According to RationalWiki, Poe’s Law was formulated by Nathan Poe, referring to the Flame Wars on Christian forums where Creationism vs. Evolution was discussed: Many users posted parody comments, which were followed by both angry and supportive replies. Poe phrased his law thus: “Without a winking smiley or other blatant display of humor, it is utterly impossible to parody a Creationist in such a way that someone won’t mistake it for the genuine article.” As far as we know, nothing to do with Edgar Allan Poe.

Poe’s Law describes the difficulty in discerning authentic sentiment from parody of same, and notes that the intensity of the sentiment influenced the ability to separate the two. A reply to Boozary’s tweet pointed to another, indicating that Poe’s Law might be in play with the “I know more than scietists” sign:

In that tweet, the same protester in a helmet and orange shirt was seen holding the “I know more than scietists” sign. On the other side and in the video still, the sign also read:

I Demand my Right to be Ignarant & Selfish !!

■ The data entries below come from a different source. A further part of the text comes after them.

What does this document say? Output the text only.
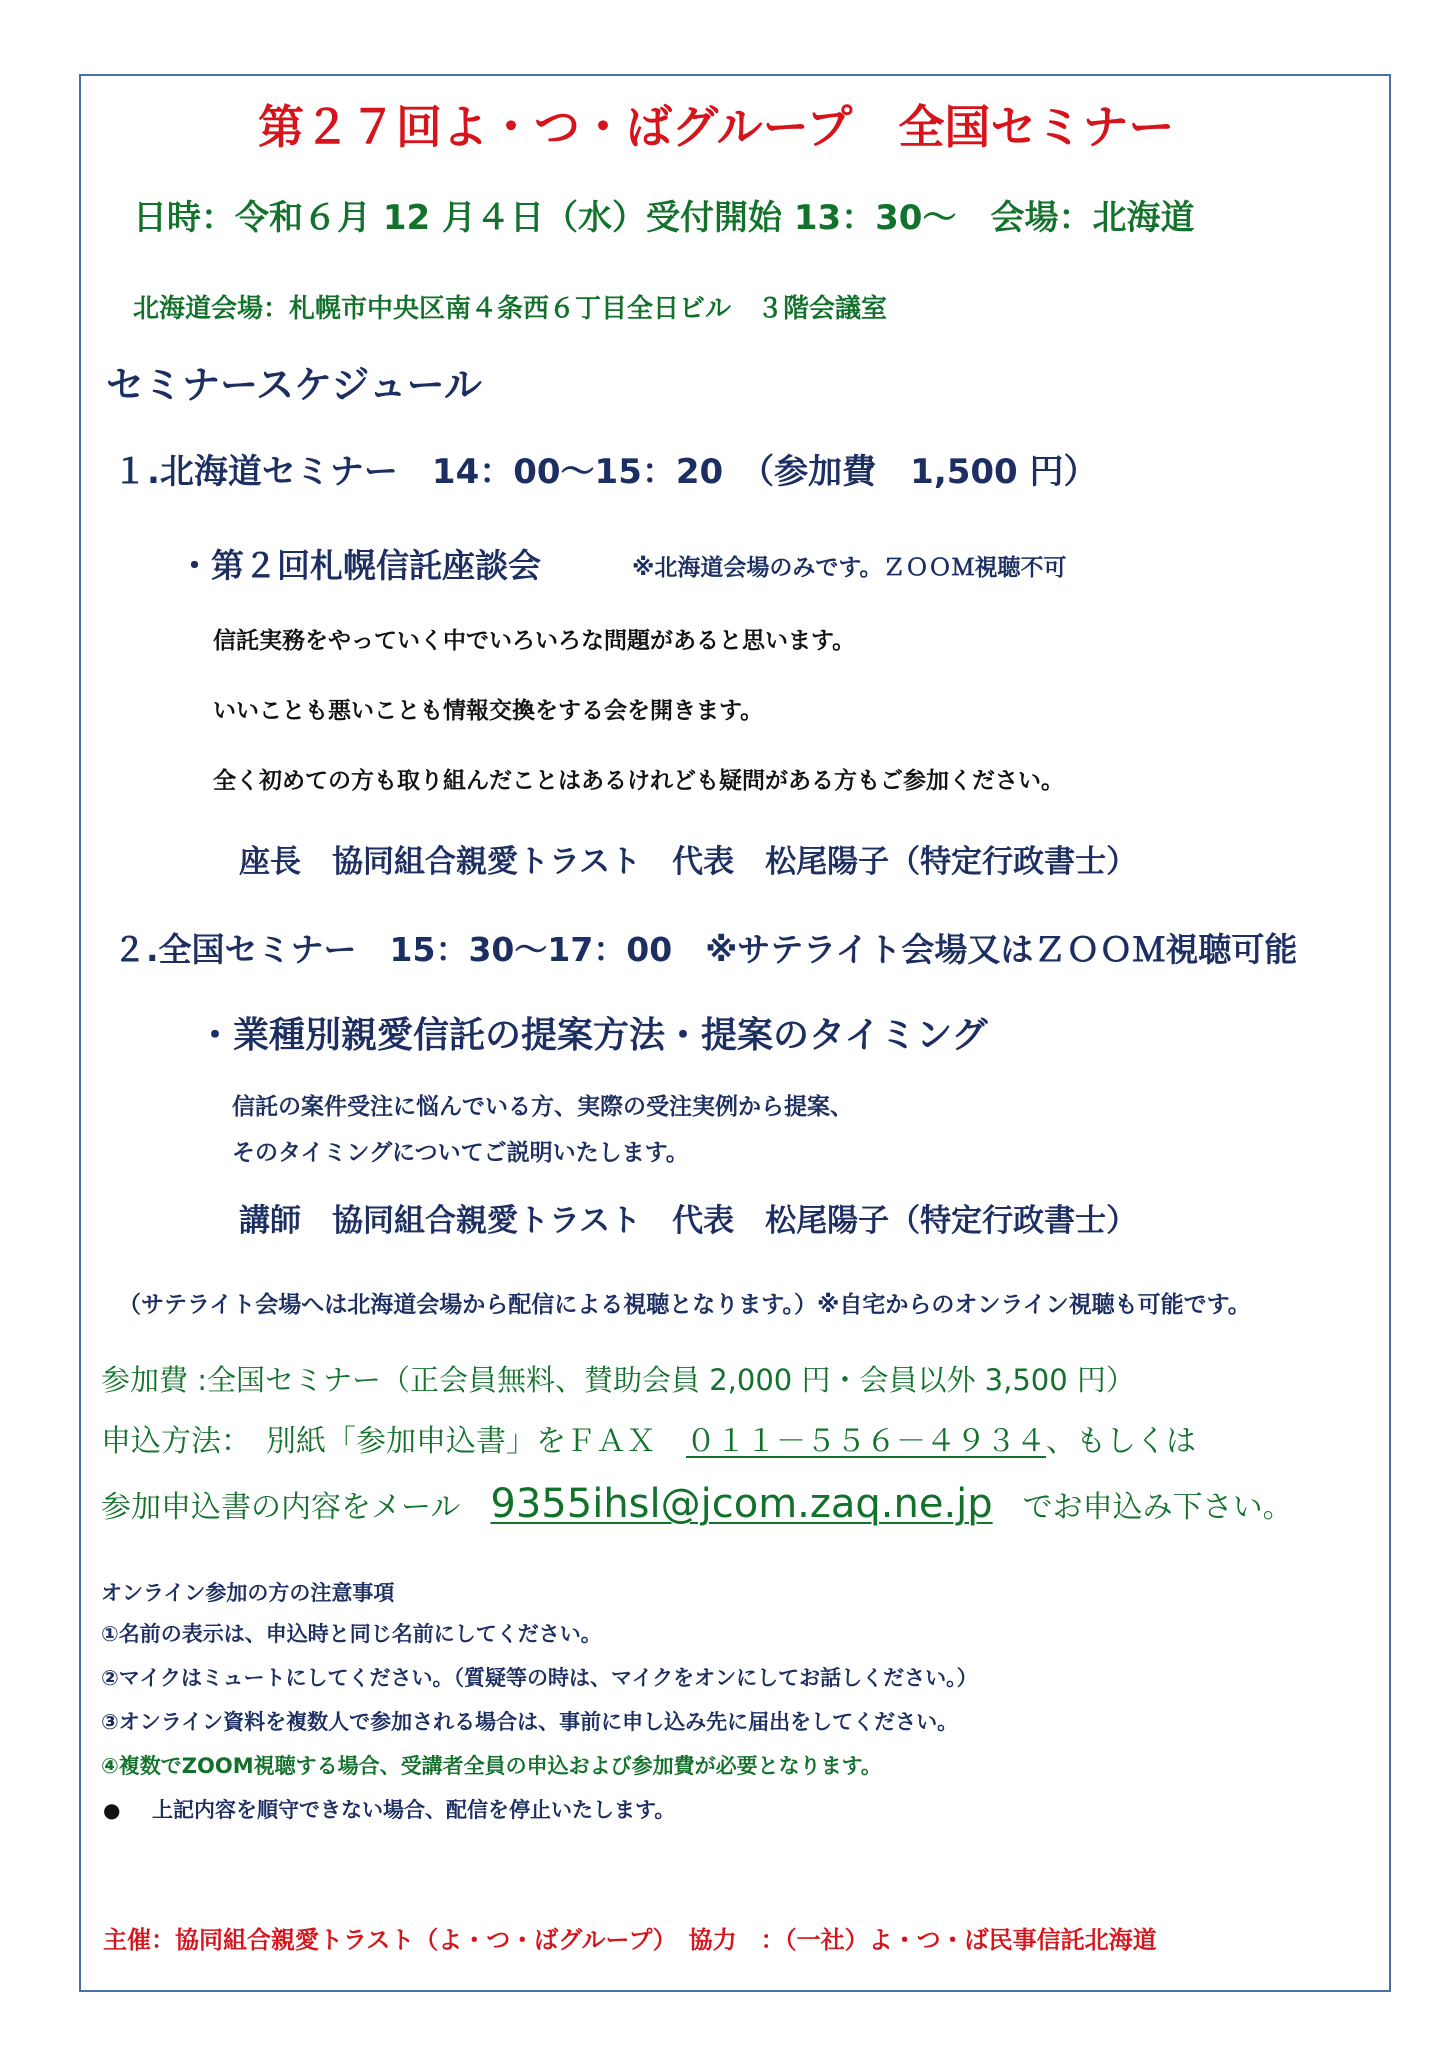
第２７回よ・つ・ばグループ　全国セミナー
日時：令和６月 12 月４日（水）受付開始 13：30～　会場：北海道
北海道会場：札幌市中央区南４条西６丁目全日ビル　３階会議室
セミナースケジュール
１.北海道セミナー　14：00～15：20　（参加費　1,500 円）
・第２回札幌信託座談会	※北海道会場のみです。ＺＯＯＭ視聴不可
信託実務をやっていく中でいろいろな問題があると思います。
いいことも悪いことも情報交換をする会を開きます。
全く初めての方も取り組んだことはあるけれども疑問がある方もご参加ください。
座長　協同組合親愛トラスト　代表　松尾陽子（特定行政書士）
２.全国セミナー　15：30～17：00　※サテライト会場又はＺＯＯＭ視聴可能
・業種別親愛信託の提案方法・提案のタイミング
信託の案件受注に悩んでいる方、実際の受注実例から提案、
そのタイミングについてご説明いたします。
講師　協同組合親愛トラスト　代表　松尾陽子（特定行政書士）
（サテライト会場へは北海道会場から配信による視聴となります。）※自宅からのオンライン視聴も可能です。
参加費 :全国セミナー（正会員無料、賛助会員 2,000 円・会員以外 3,500 円）
申込方法：　別紙「参加申込書」をＦＡＸ　０１１－５５６－４９３４、もしくは
参加申込書の内容をメール　9355ihsl@jcom.zaq.ne.jp　でお申込み下さい。
オンライン参加の方の注意事項
①名前の表示は、申込時と同じ名前にしてください。
②マイクはミュートにしてください。（質疑等の時は、マイクをオンにしてお話しください。）
③オンライン資料を複数人で参加される場合は、事前に申し込み先に届出をしてください。
④複数でZOOM視聴する場合、受講者全員の申込および参加費が必要となります。
● 上記内容を順守できない場合、配信を停止いたします。
主催：協同組合親愛トラスト（よ・つ・ばグループ）　協力　：（一社）よ・つ・ば民事信託北海道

In that context, the “I know more than the scietists” sign certainly seemed to be the work of a counter-protester satirizing the Canada-wide protests outside of hospitals on September 13 2021. But as Poe’s Law dictates, without the additional context, the sign and its holder’s sincerity were unclear.

Update, 9/15/2021, 4:10 PM: The man in the image was identified as a counter-protester in coverage of the province-wide protests:

One anti-anti-vaxxer took a sarcastic stand against protests targeting Toronto hospitals Monday [September 13 2021], as he paraded around an intentionally misspelled cardboard sign to prove a point.

On one side, Dave Renzetti’s sign read: “I demand my right to be ignarant and selfish!!”

The other side said: “I know more than the scietists.”

The irony may have been lost on some, but Renzetti told 680 NEWS he had a very real message to convey.

“I don’t believe they know more than the scientists and I also believe our right to be free, selfish and ignorant doesn’t supersede someone else’s right to life.”